Dieser 20 Kilo schwere Anzug simuliert die typischen Effekte des Alterns: Versteifte Gelenke, eingeschränkte Beweglichkeit, verengtes Sichtfeld und Schwerhörigkeit. So können sich auch 43-jährige wie ich in eine ältere Person hineinversetzen.

Wie barrierefrei sind die Haltestellen?

Für einen Selbstversuch habe ich mir deshalb für fünf Tage den fast 2000 Euro teuren Simulator GERT ausgeliehen. Ich wollte am eigenen Leib erfahren, welche Herausforderungen der Alltag für ältere und beeinträchtigte Menschen bereithält.

  • Wie schwer ist es, in einen Bus oder eine Straßenbahn einzusteigen?
  • Kann man einen Ticketautomaten noch problemlos bedienen?
  • Komme ich die Treppe am Rathaus hoch und wo gibt es schon Verbesserungen durch Baumaßnahmen zur Barrierefreiheit?

 

Gerade wenn es um Mobilität im Alltag geht, spielt Barrierefreiheit eine zunehmend wichtige Rolle. Dies haben auch unsere letzten Bürgerdialoge gezeigt. Eine häufig gestellte Frage war dort: „Wann werden die Haltestellen endlich so umgebaut, dass man als älterer Mensch gut ein- und aussteigen kann?“ Das zeigt, wie dringend der Nachholbedarf bei diesem Thema ist.
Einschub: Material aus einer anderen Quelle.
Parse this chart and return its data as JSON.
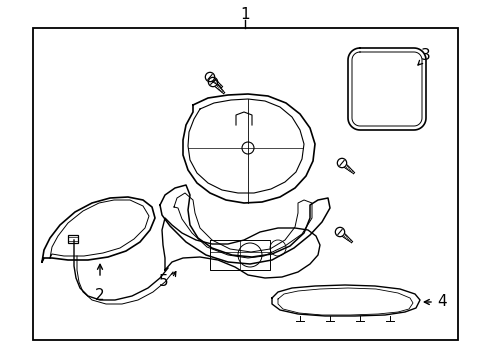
{
  "bg_color": "#ffffff",
  "line_color": "#000000",
  "label_1": "1",
  "label_2": "2",
  "label_3": "3",
  "label_4": "4",
  "label_5": "5",
  "fig_width": 4.9,
  "fig_height": 3.6,
  "dpi": 100
}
Umso weniger kann ich die ständigen Verzögerungen beim Bau barrierefreier Haltestellen in Neuss verstehen. Insbesondere die CDU bremst im Stadtrat den Umbau von Bushaltestellen, wie etwa in Gnadental an der Kölner Straße oder in Reuschenberg an der Haltestelle „Barriere“ ständig aus. Dass diese Haltestelle nun ausgerechnet „Barriere“ heißt, ist dabei ein besondere Ironie des Lebens.

Die notwendigen Umbaumaßnahmen, die Menschen mit Rollator, aber auch Mütter oder Väter mit einem Kinderwagen das Leben erleichtern würden, werden somit immer weiter hinausgezögert.

Umbaumaßnahmen nicht verzögern

Ich meine: Jeder Politiker, der dafür sorgt, dass sich der Umbau der Haltestellen weiter verzögert, sollte einmal mit diesem mehr als 20 Kilo schweren Simulationsanzug Bus und Bahn fahren. Mit GERT bekommt man ein gutes Gefühl für die besonderen Schwierigkeiten und damit auch ein ganz anderes Verständnis dafür, was es bedeutet, älter bzw. mobil eingeschränkt zu sein.

 

Ich jedenfalls habe gespürt, wie beschwerlich es ist, einen Bus zu benutzen, wenn der Einstieg nicht barrierefrei ist und man nur mit einem großen Schritt einsteigen kann. Ich will mich deshalb noch mehr dafür einsetzen, dass in Neuss für Menschen mit Behinderungen und für Familien und Ältere die baulichen Veränderungen vorangetrieben werden.